The BEA is scheduled to ‌publish its delayed advance fourth-quarter GDP estimate tomorrow. The economy likely grew at a 3% annualised rate last quarter after expanding at a 4.4% pace in ⁠the July-September quarter, a Reuters ‌survey of economists showed.

A separate report from the US Labor Department suggested labour market conditions remained stable in February. Initial claims for state unemployment benefits dropped 23,000 to a seasonally adjusted 206,000 for the week ended 14 February. Economists had forecast 225,000 claims for the latest week.

Last week's drop marked a significant decline in claims since they jumped to 232,000 at the end of January. Minutes of the Federal Reserve's January 27-28 policy meeting published yesterday showed the "vast majority of participants judged that labor market conditions had been showing some signs ⁠of stabilization."

Still, concerns over downside risks to the labour market remained.
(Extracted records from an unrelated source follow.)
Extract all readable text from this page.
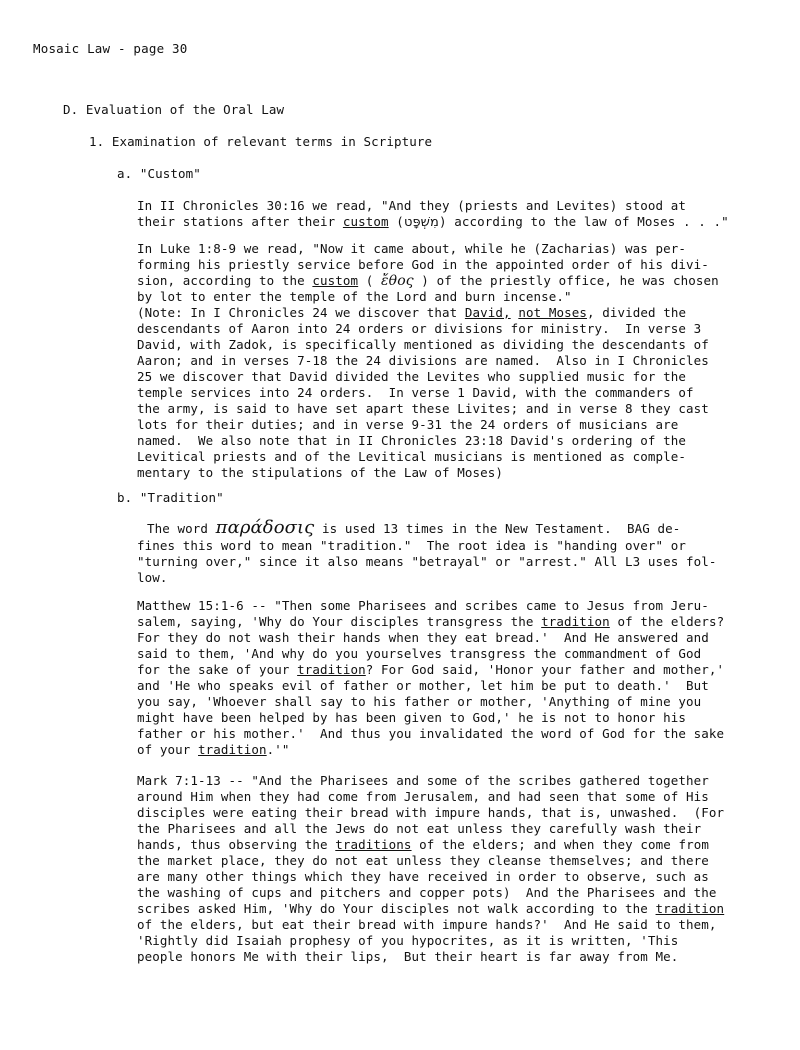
Mosaic Law - page 30
D. Evaluation of the Oral Law
1. Examination of relevant terms in Scripture
a. "Custom"
In II Chronicles 30:16 we read, "And they (priests and Levites) stood at
their stations after their custom (מִשְׁפָּט) according to the law of Moses . . ."
In Luke 1:8-9 we read, "Now it came about, while he (Zacharias) was per-
forming his priestly service before God in the appointed order of his divi-
sion, according to the custom ( ἔθος ) of the priestly office, he was chosen
by lot to enter the temple of the Lord and burn incense."
(Note: In I Chronicles 24 we discover that David, not Moses, divided the

descendants of Aaron into 24 orders or divisions for ministry.  In verse 3
David, with Zadok, is specifically mentioned as dividing the descendants of
Aaron; and in verses 7-18 the 24 divisions are named.  Also in I Chronicles
25 we discover that David divided the Levites who supplied music for the
temple services into 24 orders.  In verse 1 David, with the commanders of
the army, is said to have set apart these Livites; and in verse 8 they cast
lots for their duties; and in verse 9-31 the 24 orders of musicians are
named.  We also note that in II Chronicles 23:18 David's ordering of the
Levitical priests and of the Levitical musicians is mentioned as comple-
mentary to the stipulations of the Law of Moses)
b. "Tradition"
The word παράδοσις is used 13 times in the New Testament.  BAG de-

fines this word to mean "tradition."  The root idea is "handing over" or
"turning over," since it also means "betrayal" or "arrest." All L3 uses fol-
low.
Matthew 15:1-6 -- "Then some Pharisees and scribes came to Jesus from Jeru-
salem, saying, 'Why do Your disciples transgress the tradition of the elders?
For they do not wash their hands when they eat bread.'  And He answered and
said to them, 'And why do you yourselves transgress the commandment of God
for the sake of your tradition? For God said, 'Honor your father and mother,'
and 'He who speaks evil of father or mother, let him be put to death.'  But
you say, 'Whoever shall say to his father or mother, 'Anything of mine you
might have been helped by has been given to God,' he is not to honor his
father or his mother.'  And thus you invalidated the word of God for the sake
of your tradition.'"
Mark 7:1-13 -- "And the Pharisees and some of the scribes gathered together
around Him when they had come from Jerusalem, and had seen that some of His
disciples were eating their bread with impure hands, that is, unwashed.  (For
the Pharisees and all the Jews do not eat unless they carefully wash their
hands, thus observing the traditions of the elders; and when they come from
the market place, they do not eat unless they cleanse themselves; and there
are many other things which they have received in order to observe, such as
the washing of cups and pitchers and copper pots)  And the Pharisees and the
scribes asked Him, 'Why do Your disciples not walk according to the tradition
of the elders, but eat their bread with impure hands?'  And He said to them,
'Rightly did Isaiah prophesy of you hypocrites, as it is written, 'This
people honors Me with their lips,  But their heart is far away from Me.
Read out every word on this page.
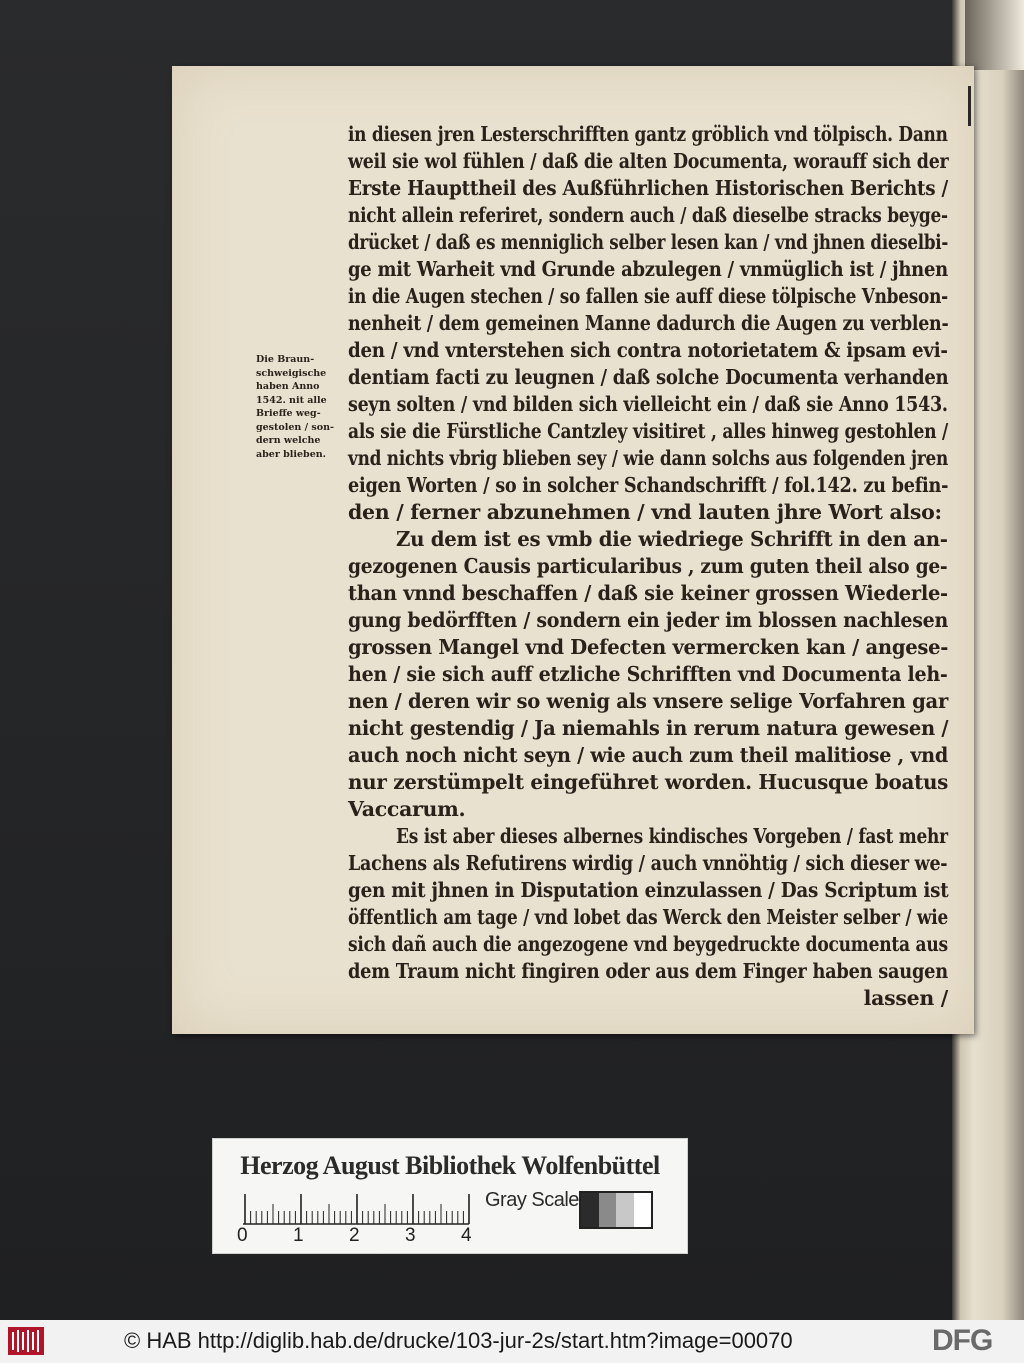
in diesen jren Lesterschrifften gantz gröblich vnd tölpisch. Dann
weil sie wol fühlen / daß die alten Documenta, worauff sich der
Erste Haupttheil des Außführlichen Historischen Berichts /
nicht allein referiret, sondern auch / daß dieselbe stracks beyge-
drücket / daß es menniglich selber lesen kan / vnd jhnen dieselbi-
ge mit Warheit vnd Grunde abzulegen / vnmüglich ist / jhnen
in die Augen stechen / so fallen sie auff diese tölpische Vnbeson-
nenheit / dem gemeinen Manne dadurch die Augen zu verblen-
den / vnd vnterstehen sich contra notorietatem & ipsam evi-
dentiam facti zu leugnen / daß solche Documenta verhanden
seyn solten / vnd bilden sich vielleicht ein / daß sie Anno 1543.
als sie die Fürstliche Cantzley visitiret , alles hinweg gestohlen /
vnd nichts vbrig blieben sey / wie dann solchs aus folgenden jren
eigen Worten / so in solcher Schandschrifft / fol.142. zu befin-
den / ferner abzunehmen / vnd lauten jhre Wort also:
Zu dem ist es vmb die wiedriege Schrifft in den an-
gezogenen Causis particularibus , zum guten theil also ge-
than vnnd beschaffen / daß sie keiner grossen Wiederle-
gung bedörfften / sondern ein jeder im blossen nachlesen
grossen Mangel vnd Defecten vermercken kan / angese-
hen / sie sich auff etzliche Schrifften vnd Documenta leh-
nen / deren wir so wenig als vnsere selige Vorfahren gar
nicht gestendig / Ja niemahls in rerum natura gewesen /
auch noch nicht seyn / wie auch zum theil malitiose , vnd
nur zerstümpelt eingeführet worden. Hucusque boatus
Vaccarum.
Es ist aber dieses albernes kindisches Vorgeben / fast mehr
Lachens als Refutirens wirdig / auch vnnöhtig / sich dieser we-
gen mit jhnen in Disputation einzulassen / Das Scriptum ist
öffentlich am tage / vnd lobet das Werck den Meister selber / wie
sich dañ auch die angezogene vnd beygedruckte documenta aus
dem Traum nicht fingiren oder aus dem Finger haben saugen
lassen /
Die Braun-
schweigische
haben Anno
1542. nit alle
Brieffe weg-
gestolen / son-
dern welche
aber blieben.
Herzog August Bibliothek Wolfenbüttel
0 1 2 3 4
Gray Scale
© HAB http://diglib.hab.de/drucke/103-jur-2s/start.htm?image=00070	DFG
The minutes also noted some policymakers "pointed to the possibility that a further fall in labor demand could push the unemployment rate sharply higher in a low-hiring environment or that the concentration ⁠of job gains in a few less cyclically sensitive sectors was potentially signaling heightened vulnerability in the overall labor market."

The claims data covered the week during which the government surveyed employers for the non-farm payrolls portion of February's employment report. Job growth accelerated in January, though nearly all the employment gains came from the healthcare and social assistance sector.

Policymakers and economists say immigration policies were constraining job growth. Lingering uncertainty from import tariffs remained a drag on hiring while artificial intelligence was also adding another layer of caution, economists said.

The number of people receiving unemployment benefits after an initial week of aid, a proxy for hiring, increased 17,000 to a seasonally adjusted 1.869 million during the week ended February 7, the claims report showed.

The so-called continuing claims suggested that laid-off workers were experiencing difficulties finding new positions.

The median duration of unemployment is near four-year highs. The lack of hiring has ‌significantly impacted recent college graduates, who because of no or limited work history, cannot file for unemployment benefits and are not captured in the claims data.